Карие глаза девочки взглянули на милое спокойное лицо Нэлли Воронской, и вдруг, почти никогда не плакавшая, Додошка зарыдала горько и радостно в одно и то же время.
- Спасибо вам... вы первая... так... меня приласкали... а тетя своя... все только сердится... бранит... а вы... вы... Спасибо вам!..
Додошка, всхлипывая, полезла в карман за платком. Из кармана посыпались карамели, леденцы, кусочки сахара и мятные лепешки.
Заметив это, Додошка смутилась еще больше и готовилась уже бежать из зеленой приемной, но отец Лиды понял смущение девочки и поспешил прийти ей на помощь.
- M-lle Додо, какая, я вижу, у вас есть прелесть, - произнес он с доброй улыбкой, - мятные лепешки... Я их ужасно люблю. Вы позволите мне попробовать одну штучку?..
- Ах, пожалуйста, все, все возьмите... Это мои любимые... - оживилась Додошка и, хотя непрошеные слезинки еще дрожали на ее ресницах, девочка уже улыбалась.

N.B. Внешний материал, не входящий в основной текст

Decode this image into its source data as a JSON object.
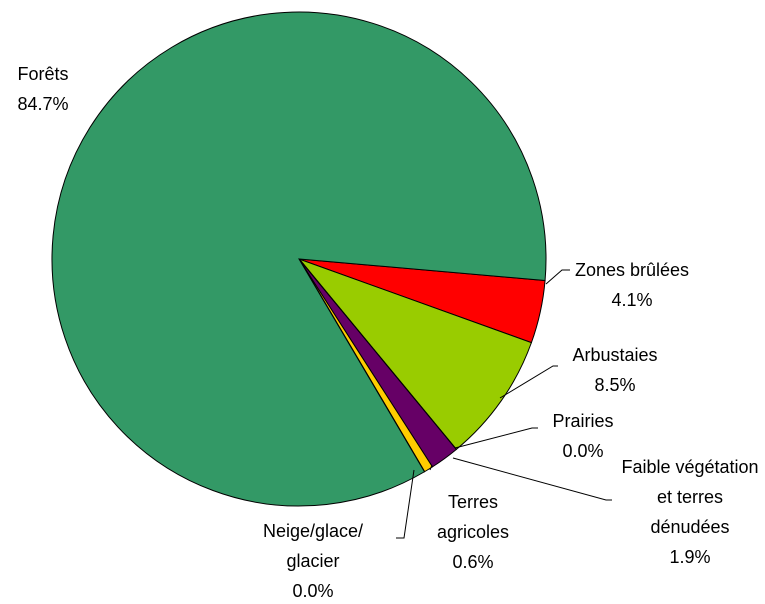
{
  "chart_data": {
    "type": "pie",
    "categories": [
      "Zones brûlées",
      "Arbustaies",
      "Prairies",
      "Faible végétation et terres dénudées",
      "Terres agricoles",
      "Neige/glace/ glacier",
      "Forêts"
    ],
    "values": [
      4.1,
      8.5,
      0.0,
      1.9,
      0.6,
      0.0,
      84.7
    ],
    "value_labels": [
      "4.1%",
      "8.5%",
      "0.0%",
      "1.9%",
      "0.6%",
      "0.0%",
      "84.7%"
    ],
    "colors": [
      "#ff0000",
      "#99cc00",
      "#006633",
      "#660066",
      "#ffcc00",
      "#000000",
      "#339966"
    ]
  }
}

А Лида, осененная в это время новой идеей, говорила:
- Я сейчас позову Лотоса... Вы познакомитесь с нею и скажете ей о приглашении... Да?.. Она хорошая... только немножко спиритка. Но это несерьезно. Вы посидите, дорогие мои, а я сейчас...
"Солнышко" и "мама-Нэлли" смотрели ей вслед любящими глазами и думали о том, что ожидало в будущем этого веселого, взрослого годами и юного душой ребенка...
И Додошка смотрела вслед убежавшей подруге, но она сейчас не думала ни о чем.
Она ела леденцы.
* * *
Еще ярче стала весна. Прихотливо разубралась трава в саду желтыми и белыми цветами. Зачиликала мелкая птаха, защелкал по вечерам соловей в чаще кустов.
Утомленные за день экзаменами выпускные, после вечернего чая приходили сюда послушать певца, неизвестно как проникнувшего в самый центр каменного города, приходили, чтобы побегать в горелки или просто посидеть под старой липой и на пресловутой плите святой Агнии, перед тем как разлететься в разные стороны.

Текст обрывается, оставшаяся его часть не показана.